Katıldığı canlı televizyon yayınında konuşan Bozdağ, AKP’li Cumhurbaşkanı Recep Tayyip Erdoğan’a verilen özel af yetkisinin kullanımında, Adli Tıp Kurumu’na yönelik sınırlama getirileceğini söyledi. Bozdağ, konuyla ilgili Adli Tıp Kurumu (ATK) Genelgesi’nde değişiklik yapılacağını bildirdi.
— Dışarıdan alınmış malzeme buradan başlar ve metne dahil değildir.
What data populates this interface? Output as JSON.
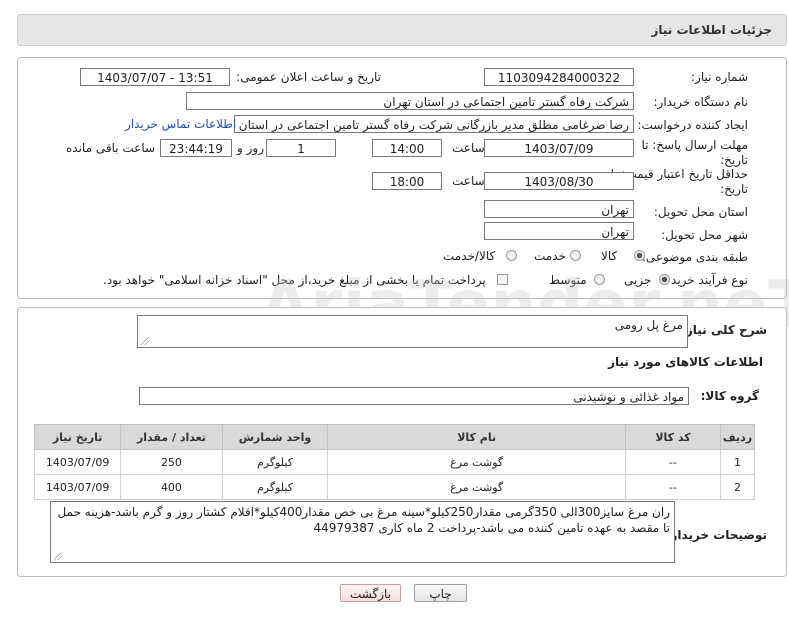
{
  "header": {
    "title": "جزئیات اطلاعات نیاز"
  },
  "watermark": "AriaTender.neT",
  "fields": {
    "need_number_label": "شماره نیاز:",
    "need_number": "1103094284000322",
    "announce_label": "تاریخ و ساعت اعلان عمومی:",
    "announce_value": "1403/07/07 - 13:51",
    "buyer_org_label": "نام دستگاه خریدار:",
    "buyer_org": "شرکت رفاه گستر تامین اجتماعی در استان تهران",
    "creator_label": "ایجاد کننده درخواست:",
    "creator": "رضا ضرغامی مطلق مدیر بازرگانی شرکت رفاه گستر تامین اجتماعی در استان تهران",
    "contact_link": "اطلاعات تماس خریدار",
    "deadline_label": "مهلت ارسال پاسخ: تا تاریخ:",
    "deadline_date": "1403/07/09",
    "time_label": "ساعت",
    "deadline_time": "14:00",
    "days_value": "1",
    "days_label": "روز و",
    "remaining_time": "23:44:19",
    "remaining_label": "ساعت باقی مانده",
    "validity_label": "حداقل تاریخ اعتبار قیمت: تا تاریخ:",
    "validity_date": "1403/08/30",
    "validity_time": "18:00",
    "province_label": "استان محل تحویل:",
    "province": "تهران",
    "city_label": "شهر محل تحویل:",
    "city": "تهران",
    "category_label": "طبقه بندی موضوعی:",
    "category_options": [
      "کالا",
      "خدمت",
      "کالا/خدمت"
    ],
    "process_label": "نوع فرآیند خرید :",
    "process_options": [
      "جزیی",
      "متوسط"
    ],
    "payment_note": "پرداخت تمام یا بخشی از مبلغ خرید،از محل \"اسناد خزانه اسلامی\" خواهد بود."
  },
  "details": {
    "summary_label": "شرح کلی نیاز:",
    "summary": "مرغ پل رومی",
    "goods_info_title": "اطلاعات کالاهای مورد نیاز",
    "goods_group_label": "گروه کالا:",
    "goods_group": "مواد غذائی و نوشیدنی",
    "table": {
      "headers": [
        "ردیف",
        "کد کالا",
        "نام کالا",
        "واحد شمارش",
        "تعداد / مقدار",
        "تاریخ نیاز"
      ],
      "rows": [
        [
          "1",
          "--",
          "گوشت مرغ",
          "کیلوگرم",
          "250",
          "1403/07/09"
        ],
        [
          "2",
          "--",
          "گوشت مرغ",
          "کیلوگرم",
          "400",
          "1403/07/09"
        ]
      ]
    },
    "buyer_notes_label": "توضیحات خریدار:",
    "buyer_notes": "ران مرغ سایز300الی 350گرمی مقدار250کیلو*سینه مرغ بی خص مقدار400کیلو*اقلام کشتار روز و گرم باشد-هزینه حمل تا مقصد به عهده تامین کننده می باشد-پرداخت 2 ماه کاری 44979387"
  },
  "buttons": {
    "print": "چاپ",
    "back": "بازگشت"
  }
}
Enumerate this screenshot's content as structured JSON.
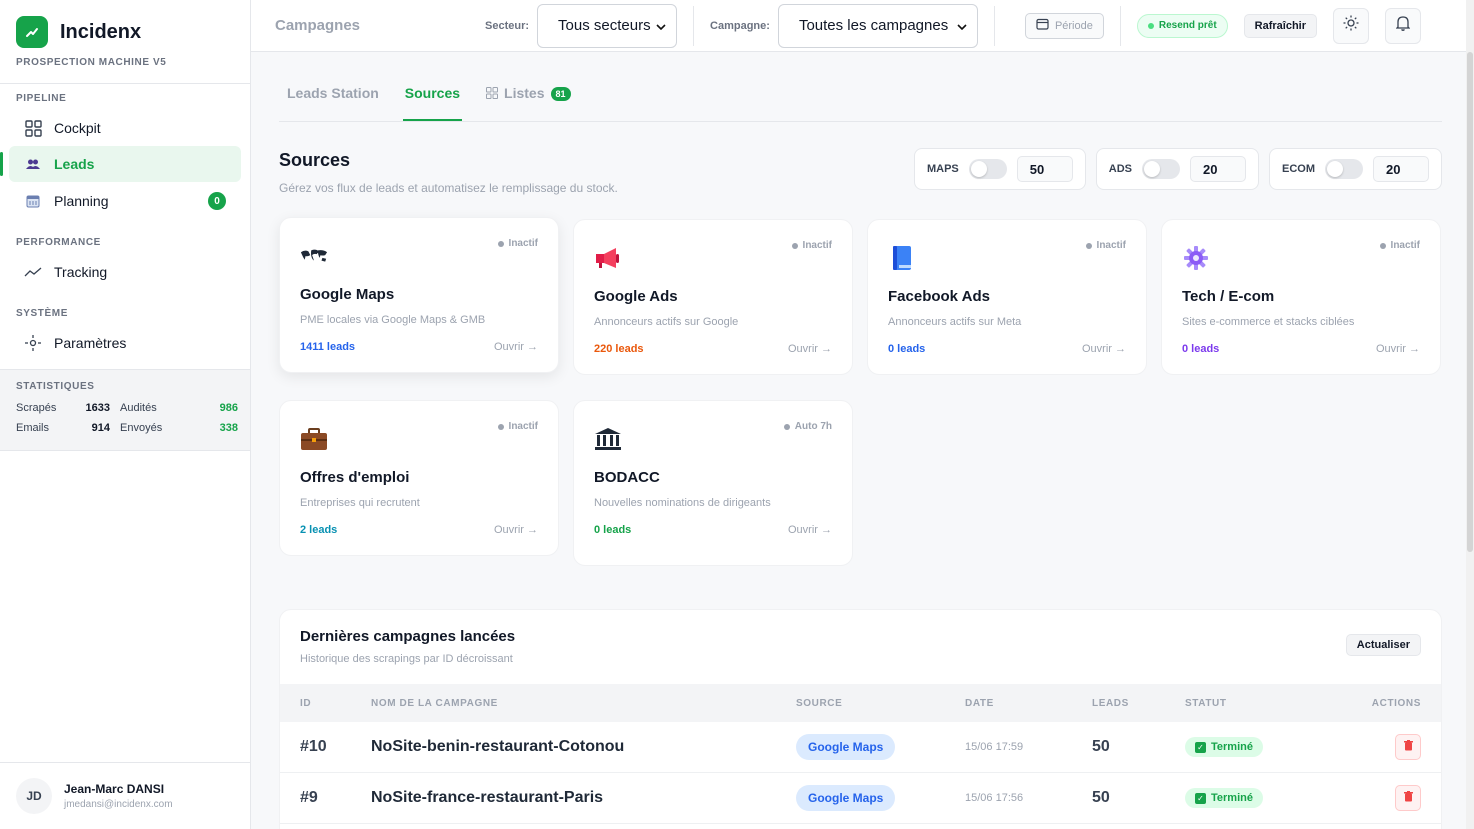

Ölümünden 22 gün önce ATK’nin “cezaevinde kalabilir” raporu verdiği 84 yaşındaki Avar hakkında 3 ay önce Erdoğan’ın özel af yetkisini kullanarak talimat verdiğini söyleyen Bozdağ, şu açıklamayı yaptı:

“Vural Avar, Allah gani gani rahmet eylesin diyorum. Tabii ölen herkesi iç için taziye bizim geleneğimizde var. Eşi hanımefendiye, ailesine de başsağlığı diliyorum. Ama burada da şunu ifade etmekte fayda var; Sayın Cumhurbaşkanımız Vural Avar'la ilgili özel af yetkisini kullanmak istediğini bana söyledi ve süreci başlatmamızı da istedi. Biz merhum Avar'a bu dileği ilettik. Çünkü müracaat etmesi gerekiyor sürecin başlaması için. Fakat başlangıçta müracaat etmedi. Rahmetli oluşundan, yani çok az bir süre önce müracaatı oldu. Biz hemen işlemleri başlattık. Ve süratle işlemlere tekemmül ettirmeye sürdürürken bu arada rahmete kavuştu. Yani bu noktada yapılan eleştiriler tabii bilmeden yapıldığı için onlara bir şey demiyorum. Zaten Sayın Cumhurbaşkanımız bundan 3 ay önce talimat verdi. Yani biz kendi ilettiğimiz vakit ilgili görevli arkadaşlarımız kendilerine ilettiler bunu. Yani muhterem eşinin de bu olaydan bilgisi olduğunu tahmin ediyorum. Şimdi haber haberdar oldular. Ve o dönemde 3 ay yaklaşık diyorum yani süreç işlemiş olsaydı bu sürede işlem tekamül ederdi. Ama maalesef süreç başlamadı. Tabii neden başlamadı, kendi neden böyle bir yol izledi onu bilemiyorum. Fakat sonunda müracaat etti. Biz ilettiğimizde müracaat etmedi. Ama daha sonra müracaat etti ama müracaat ettikten sonra da biz süreci hızlıca başlattık. Fakat daha süreci bir hafta olmadan kendisi rahmete kavuştu. Yani bu noktada Sayın Cumhurbaşkanımızın hassasiyeti en üst noktadadır.”

“ATK, NEREDEYSE CUMHURBAŞKANI’NIN YETKİSİNİ KULLANIYOR”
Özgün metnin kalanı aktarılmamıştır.